The doctor added that Omar appeared to have suffered some brain damage and had slurred speech following the operation.
The report said Pakistan's Inter-Services Intelligence (ISI) agency had "rushed him to a hospital in Karachi, where he was given heparin (an anticoagulant) and operated on."
"After 3-4 days of post-operative care in the hospital, he was released to the ISI and ordered to take absolute bed rest when at home for at least several days," it added.
Although Pakistan is officially an ally of the international coalition battling the Taliban in Afghanistan, US officials have long accused the ISI of playing a double game.

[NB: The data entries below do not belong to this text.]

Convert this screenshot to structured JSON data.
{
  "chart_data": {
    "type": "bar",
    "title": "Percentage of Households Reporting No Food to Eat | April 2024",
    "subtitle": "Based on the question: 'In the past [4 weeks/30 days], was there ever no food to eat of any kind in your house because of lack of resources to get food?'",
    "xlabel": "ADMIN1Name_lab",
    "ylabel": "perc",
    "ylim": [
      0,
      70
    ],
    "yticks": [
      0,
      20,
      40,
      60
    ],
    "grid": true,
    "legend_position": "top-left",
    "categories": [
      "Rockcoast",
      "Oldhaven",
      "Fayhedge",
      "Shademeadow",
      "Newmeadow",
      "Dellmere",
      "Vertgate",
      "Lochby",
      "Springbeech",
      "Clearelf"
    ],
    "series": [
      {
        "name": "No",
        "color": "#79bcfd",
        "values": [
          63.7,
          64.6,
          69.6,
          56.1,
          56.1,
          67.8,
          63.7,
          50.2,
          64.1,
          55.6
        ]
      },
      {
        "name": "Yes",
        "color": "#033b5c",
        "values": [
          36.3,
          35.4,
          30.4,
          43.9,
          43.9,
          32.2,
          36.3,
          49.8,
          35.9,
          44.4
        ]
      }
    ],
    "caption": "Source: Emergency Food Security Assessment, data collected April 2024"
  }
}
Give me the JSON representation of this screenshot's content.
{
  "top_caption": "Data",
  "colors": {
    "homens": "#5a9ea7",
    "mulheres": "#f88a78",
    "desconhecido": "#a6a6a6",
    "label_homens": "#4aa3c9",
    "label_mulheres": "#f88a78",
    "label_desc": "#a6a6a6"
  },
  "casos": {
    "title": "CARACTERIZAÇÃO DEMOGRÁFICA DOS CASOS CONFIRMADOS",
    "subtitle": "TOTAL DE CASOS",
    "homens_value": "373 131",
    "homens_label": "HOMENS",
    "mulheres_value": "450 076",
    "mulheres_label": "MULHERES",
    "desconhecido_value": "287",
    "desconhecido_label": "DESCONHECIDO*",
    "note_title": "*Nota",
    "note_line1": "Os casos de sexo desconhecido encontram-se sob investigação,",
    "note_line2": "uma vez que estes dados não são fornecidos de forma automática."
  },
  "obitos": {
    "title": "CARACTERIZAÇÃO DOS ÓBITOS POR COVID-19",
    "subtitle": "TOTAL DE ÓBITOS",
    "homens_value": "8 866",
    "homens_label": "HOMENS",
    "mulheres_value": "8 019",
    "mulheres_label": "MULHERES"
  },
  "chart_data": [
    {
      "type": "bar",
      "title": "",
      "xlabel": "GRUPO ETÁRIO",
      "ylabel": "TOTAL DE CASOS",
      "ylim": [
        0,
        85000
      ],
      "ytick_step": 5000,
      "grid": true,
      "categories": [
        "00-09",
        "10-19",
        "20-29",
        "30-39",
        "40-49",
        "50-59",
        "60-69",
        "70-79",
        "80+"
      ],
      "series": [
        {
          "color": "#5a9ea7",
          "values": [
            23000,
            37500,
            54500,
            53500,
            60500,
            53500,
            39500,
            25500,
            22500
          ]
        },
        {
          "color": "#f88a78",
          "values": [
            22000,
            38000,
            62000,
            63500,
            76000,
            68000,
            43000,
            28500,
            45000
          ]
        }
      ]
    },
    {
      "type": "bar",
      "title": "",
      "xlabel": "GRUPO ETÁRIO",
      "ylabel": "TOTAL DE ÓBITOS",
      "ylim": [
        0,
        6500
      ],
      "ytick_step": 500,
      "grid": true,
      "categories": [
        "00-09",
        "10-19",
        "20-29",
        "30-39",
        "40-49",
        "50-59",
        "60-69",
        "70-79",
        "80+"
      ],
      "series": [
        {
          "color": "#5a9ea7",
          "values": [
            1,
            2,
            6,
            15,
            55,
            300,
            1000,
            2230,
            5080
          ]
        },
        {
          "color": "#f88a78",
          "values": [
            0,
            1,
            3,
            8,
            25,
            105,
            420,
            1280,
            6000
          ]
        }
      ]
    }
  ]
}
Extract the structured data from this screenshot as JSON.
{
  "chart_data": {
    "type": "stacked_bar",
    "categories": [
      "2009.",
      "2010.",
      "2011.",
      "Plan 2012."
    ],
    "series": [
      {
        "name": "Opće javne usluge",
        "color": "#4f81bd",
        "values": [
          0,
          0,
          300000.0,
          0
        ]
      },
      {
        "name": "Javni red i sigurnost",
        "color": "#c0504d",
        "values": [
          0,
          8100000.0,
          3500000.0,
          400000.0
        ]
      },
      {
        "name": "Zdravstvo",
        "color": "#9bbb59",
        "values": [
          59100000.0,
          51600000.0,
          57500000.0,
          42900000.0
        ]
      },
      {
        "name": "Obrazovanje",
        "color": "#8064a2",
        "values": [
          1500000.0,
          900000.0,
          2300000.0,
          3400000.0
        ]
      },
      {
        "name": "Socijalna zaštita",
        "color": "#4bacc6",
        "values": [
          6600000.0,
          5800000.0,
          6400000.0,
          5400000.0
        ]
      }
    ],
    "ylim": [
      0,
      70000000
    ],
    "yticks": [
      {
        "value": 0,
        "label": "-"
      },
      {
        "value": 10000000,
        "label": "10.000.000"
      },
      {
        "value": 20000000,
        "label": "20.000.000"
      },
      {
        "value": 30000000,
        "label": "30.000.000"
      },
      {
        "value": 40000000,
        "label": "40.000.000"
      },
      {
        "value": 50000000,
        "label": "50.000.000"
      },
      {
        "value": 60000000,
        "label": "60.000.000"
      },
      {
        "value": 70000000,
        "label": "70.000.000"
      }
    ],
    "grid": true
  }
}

The ISI is reportedly still close to Omar, whom it backed as the leader of the 1996-2001 Taliban regime in Kabul.
Pakistan has always strongly denied such charges, and its Washington ambassador Husain Haqqani said the Eclipse report "had no basis whatsoever."
"Sometimes intelligence tips received by professionals turn out to be wrong. The story about Mullah Omar falls under that category," he told the Post.
The Post said Eclipse appeared to be "the latest iteration of a shadowy, Pentagon-backed operation that began contracting with former CIA and military operatives to supply intelligence in Afghanistan and Pakistan in 2009."
The newspaper said it was run by a former chief of the Central Intelligence Agency's counterterrorism center, a retired diplomat and a former US army Special Forces information operations specialist in Iraq.